O que diz a indústria de joias
A indústria joalheira é o alvo equivocado desse movimento. Essa é a opinião de Écio Morais, diretor executivo do Instituto Brasileiro de Gemas e Metais Preciosos (IBGM). “A população associa o garimpo ilegal às joias, mas é um equívoco. Dentre os consumidores de ouro, o mercado joalheiro é uma fatia pequena. Não consumimos mais de 10% do que se produz no País. Cerca de 90% é exportado ou adquirido pelo Banco Central para as reservas cambiais”, afirma. “O setor joalheiro é parte da solução, não é parte do problema”. O Brasil produz 100 toneladas de ouro por ano.
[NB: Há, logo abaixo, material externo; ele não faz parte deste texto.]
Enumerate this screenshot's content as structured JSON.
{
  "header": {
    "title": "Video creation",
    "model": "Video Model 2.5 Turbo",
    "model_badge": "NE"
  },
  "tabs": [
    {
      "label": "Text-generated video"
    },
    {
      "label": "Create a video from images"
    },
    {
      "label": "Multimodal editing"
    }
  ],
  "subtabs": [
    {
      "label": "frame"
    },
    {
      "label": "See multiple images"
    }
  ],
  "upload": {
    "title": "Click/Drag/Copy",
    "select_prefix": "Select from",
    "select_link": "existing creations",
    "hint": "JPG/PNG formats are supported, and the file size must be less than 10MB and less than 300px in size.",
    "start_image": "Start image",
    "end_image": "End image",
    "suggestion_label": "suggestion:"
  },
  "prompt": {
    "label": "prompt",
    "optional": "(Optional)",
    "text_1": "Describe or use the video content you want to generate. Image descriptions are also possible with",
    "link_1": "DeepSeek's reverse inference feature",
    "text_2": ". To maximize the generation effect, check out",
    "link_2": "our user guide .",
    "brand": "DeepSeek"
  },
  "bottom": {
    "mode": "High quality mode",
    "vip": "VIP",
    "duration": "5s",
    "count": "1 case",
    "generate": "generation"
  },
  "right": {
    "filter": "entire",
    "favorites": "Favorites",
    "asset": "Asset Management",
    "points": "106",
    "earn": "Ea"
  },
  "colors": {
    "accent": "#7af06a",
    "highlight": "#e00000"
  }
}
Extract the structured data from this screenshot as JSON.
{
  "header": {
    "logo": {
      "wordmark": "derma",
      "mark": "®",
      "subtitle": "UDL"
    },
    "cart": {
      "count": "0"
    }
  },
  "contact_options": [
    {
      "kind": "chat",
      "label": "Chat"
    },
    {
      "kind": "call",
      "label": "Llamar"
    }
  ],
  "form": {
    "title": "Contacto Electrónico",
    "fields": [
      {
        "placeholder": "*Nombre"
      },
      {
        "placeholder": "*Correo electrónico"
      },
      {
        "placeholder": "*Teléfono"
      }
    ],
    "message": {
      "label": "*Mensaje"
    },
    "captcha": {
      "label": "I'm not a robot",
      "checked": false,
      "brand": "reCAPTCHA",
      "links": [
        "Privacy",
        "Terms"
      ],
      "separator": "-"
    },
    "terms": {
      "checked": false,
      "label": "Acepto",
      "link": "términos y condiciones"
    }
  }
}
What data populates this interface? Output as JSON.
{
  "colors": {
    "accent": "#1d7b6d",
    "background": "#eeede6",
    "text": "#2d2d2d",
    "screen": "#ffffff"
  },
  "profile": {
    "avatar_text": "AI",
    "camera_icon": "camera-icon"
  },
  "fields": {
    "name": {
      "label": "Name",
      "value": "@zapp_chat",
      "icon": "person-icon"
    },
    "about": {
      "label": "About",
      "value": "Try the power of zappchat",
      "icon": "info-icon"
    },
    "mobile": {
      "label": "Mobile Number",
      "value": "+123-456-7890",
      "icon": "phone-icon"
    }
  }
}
Morais destaca ainda que o setor condena o drama humanitário do povo Yanomami. “Estamos longe de pactuar com esse drama. É uma questão cruel que tem de ser tratada pela polícia”.
De acordo com o diretor, a rastreabilidade do ouro, outra questão central para coibir as práticas do garimpo ilegal, não está ligada diretamente aos joalheiros. Segundo a legislação brasileira, apenas as chamadas Distribuidora de Títulos e Valores Mobiliários (DTVMs) podem fazer a aquisição do ouro no garimpo. “O joalheiro não pode ir ao garimpo comprar ouro. Ele tem um intermediário, instituído pela legislação brasileira“, afirma.
Algumas das reivindicações do setor para maior controle na procedência do ouro é a instituição da Nota Fiscal Eletrônica e a obrigatoriedade das aquisições pelo sistema bancário.
O representante da indústria joalheira aponta ainda a dualidade tributária do ouro como outra dificuldade do setor. O ouro destinado ao sistema financeiro é tributado pelo Imposto sobre Operações Financeiras (IOF) com a alíquota de 1%. Já o ouro voltado para a indústria, o chamado ouro-mercadoria, é tributado em 18% de ICMS além do PIS/CONFINS em 9%.
Ações da PF
Nesta semana, a Polícia Federal pôs nas ruas duas operações contra o garimpo ilegal. Na terça-feira, a PF desencadeou a Avis Aurea em Roraima, contra a retirada de ouro da Terra Indígena Yanomami.
Nesta quarta-feira, a Operação Sisaque focou na organização criminosa que usava empresas de fachada para “esquentar” o ouro ilegal. De 2020 a 2022, o esquema movimentou 13 toneladas de ouro avaliadas em R$ 4 bilhões, segundo as investigações.